People don't always live where they work, but also don't want to spend too long on the train or in the car to get there. This is a problem we are now facing after graduation and finding jobs in new places. If you know two locations it is easy enough to query directly, but with hundreds of places within a reasonable distance, it is very difficult to work out the best options. Commute allows you to input your workplace, an amount of time you are willing to commute for and a method of transport.

What it does

Given your work destination, choose how you would like to commute and the maximum amount of time you are willing to travel. Commute will show a map of potential places to live, with options to visualise layers of geographic data from ArcGIS OpenData in .geojson format.

How we built it

We aggregated data from a number of sources on UK locations in order to build a database of locations, names, population sizes and distances. This allowed us to filter the number of queries beign passed to the Google Maps Distance Matrix to improve loading times (and save requests to our API key!) After getting the travel time with Google, we then plotted the map on the front end with the Esri API and used their layers and OpenData to add contextual information.

Challenges we faced

Finding reliable data on place names in usable formats was difficult. We used a .csv file from GeoNames and an excel spreadsheet from a Government FOI request. Parsing this data and storing it in the database in an efficient way was one of the biggest challenges.
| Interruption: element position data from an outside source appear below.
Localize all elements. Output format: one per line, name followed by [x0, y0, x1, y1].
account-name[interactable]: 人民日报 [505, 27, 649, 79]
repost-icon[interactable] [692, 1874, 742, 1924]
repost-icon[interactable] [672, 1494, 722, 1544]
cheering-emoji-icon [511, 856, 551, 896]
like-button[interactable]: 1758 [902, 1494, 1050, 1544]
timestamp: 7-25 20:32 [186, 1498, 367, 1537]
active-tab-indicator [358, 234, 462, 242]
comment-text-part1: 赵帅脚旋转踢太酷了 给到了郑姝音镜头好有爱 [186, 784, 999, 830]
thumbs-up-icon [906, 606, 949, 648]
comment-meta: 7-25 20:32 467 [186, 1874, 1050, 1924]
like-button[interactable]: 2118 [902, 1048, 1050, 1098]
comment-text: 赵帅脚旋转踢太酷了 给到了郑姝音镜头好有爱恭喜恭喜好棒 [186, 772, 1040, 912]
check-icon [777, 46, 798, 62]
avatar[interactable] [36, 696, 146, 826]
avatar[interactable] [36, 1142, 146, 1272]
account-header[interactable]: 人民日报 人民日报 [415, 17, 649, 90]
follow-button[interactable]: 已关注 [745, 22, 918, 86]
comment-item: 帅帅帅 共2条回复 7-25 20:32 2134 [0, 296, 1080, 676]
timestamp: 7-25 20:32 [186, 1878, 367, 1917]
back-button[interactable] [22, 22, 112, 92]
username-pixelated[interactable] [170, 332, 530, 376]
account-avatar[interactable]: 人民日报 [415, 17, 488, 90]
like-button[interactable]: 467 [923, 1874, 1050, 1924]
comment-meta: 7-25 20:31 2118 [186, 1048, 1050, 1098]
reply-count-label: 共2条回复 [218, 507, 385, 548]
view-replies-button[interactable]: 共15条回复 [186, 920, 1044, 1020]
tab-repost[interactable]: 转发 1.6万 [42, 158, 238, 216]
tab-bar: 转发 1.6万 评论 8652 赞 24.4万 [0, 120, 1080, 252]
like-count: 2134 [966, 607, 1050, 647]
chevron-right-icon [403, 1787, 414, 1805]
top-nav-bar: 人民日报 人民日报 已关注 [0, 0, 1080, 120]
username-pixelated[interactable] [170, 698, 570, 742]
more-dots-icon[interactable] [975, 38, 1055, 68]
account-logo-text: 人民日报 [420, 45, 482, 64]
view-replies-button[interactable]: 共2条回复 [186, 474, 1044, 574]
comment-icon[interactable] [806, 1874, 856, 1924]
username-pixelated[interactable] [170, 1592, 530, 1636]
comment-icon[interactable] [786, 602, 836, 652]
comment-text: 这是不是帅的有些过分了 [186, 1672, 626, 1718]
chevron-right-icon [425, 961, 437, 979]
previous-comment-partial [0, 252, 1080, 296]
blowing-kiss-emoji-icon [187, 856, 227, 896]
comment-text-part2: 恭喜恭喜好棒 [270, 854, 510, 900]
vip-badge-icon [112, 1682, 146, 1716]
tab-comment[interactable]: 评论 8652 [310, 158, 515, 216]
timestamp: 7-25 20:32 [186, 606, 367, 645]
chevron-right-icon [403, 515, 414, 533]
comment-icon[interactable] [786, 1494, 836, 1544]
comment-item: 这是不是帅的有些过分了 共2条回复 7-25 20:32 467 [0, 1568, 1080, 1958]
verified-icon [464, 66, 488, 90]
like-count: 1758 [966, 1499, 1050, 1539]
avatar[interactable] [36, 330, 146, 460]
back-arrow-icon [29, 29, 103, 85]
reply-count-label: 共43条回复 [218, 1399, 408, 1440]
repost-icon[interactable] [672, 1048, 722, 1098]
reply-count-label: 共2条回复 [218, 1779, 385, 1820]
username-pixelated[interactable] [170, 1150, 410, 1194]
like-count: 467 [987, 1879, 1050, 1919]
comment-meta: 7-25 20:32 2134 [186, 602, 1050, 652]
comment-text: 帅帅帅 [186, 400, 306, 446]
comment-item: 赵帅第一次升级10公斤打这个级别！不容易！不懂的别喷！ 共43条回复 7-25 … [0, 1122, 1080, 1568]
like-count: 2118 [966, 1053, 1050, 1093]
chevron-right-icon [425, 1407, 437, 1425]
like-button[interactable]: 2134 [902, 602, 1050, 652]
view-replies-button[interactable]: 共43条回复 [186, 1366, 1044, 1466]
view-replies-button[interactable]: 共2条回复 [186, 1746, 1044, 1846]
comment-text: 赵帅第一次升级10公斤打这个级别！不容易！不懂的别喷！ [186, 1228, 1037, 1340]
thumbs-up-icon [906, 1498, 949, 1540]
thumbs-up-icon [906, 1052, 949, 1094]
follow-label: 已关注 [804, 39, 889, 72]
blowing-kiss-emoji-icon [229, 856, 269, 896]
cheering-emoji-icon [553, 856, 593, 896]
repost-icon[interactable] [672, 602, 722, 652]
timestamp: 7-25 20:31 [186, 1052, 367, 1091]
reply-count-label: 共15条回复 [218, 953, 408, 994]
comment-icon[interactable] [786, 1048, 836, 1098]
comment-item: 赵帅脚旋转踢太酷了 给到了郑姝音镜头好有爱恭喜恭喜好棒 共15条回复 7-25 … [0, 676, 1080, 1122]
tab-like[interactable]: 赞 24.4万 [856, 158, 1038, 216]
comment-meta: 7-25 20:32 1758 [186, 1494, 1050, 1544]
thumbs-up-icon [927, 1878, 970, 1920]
Accomplishments we're proud of

Producing a list of reasonable results in a reasonable time, for a genuine problem we have recently experienced. It was fun to see locations along the main train lines highlighted - also highlights the limitations of public transport in rural areas!

What we learned

Neither of us had much prior experience in javascript, so using the Esri API was a challenge but a rewarding one.

What's next

We want to add a number of features - house price data particularly would make the tool much more useful to a wider audience. We would also like to find more data sources and allow the user to filter the results based on these. Finally, we'd like to add a second destination option, for couples who want to find somewhere central to live.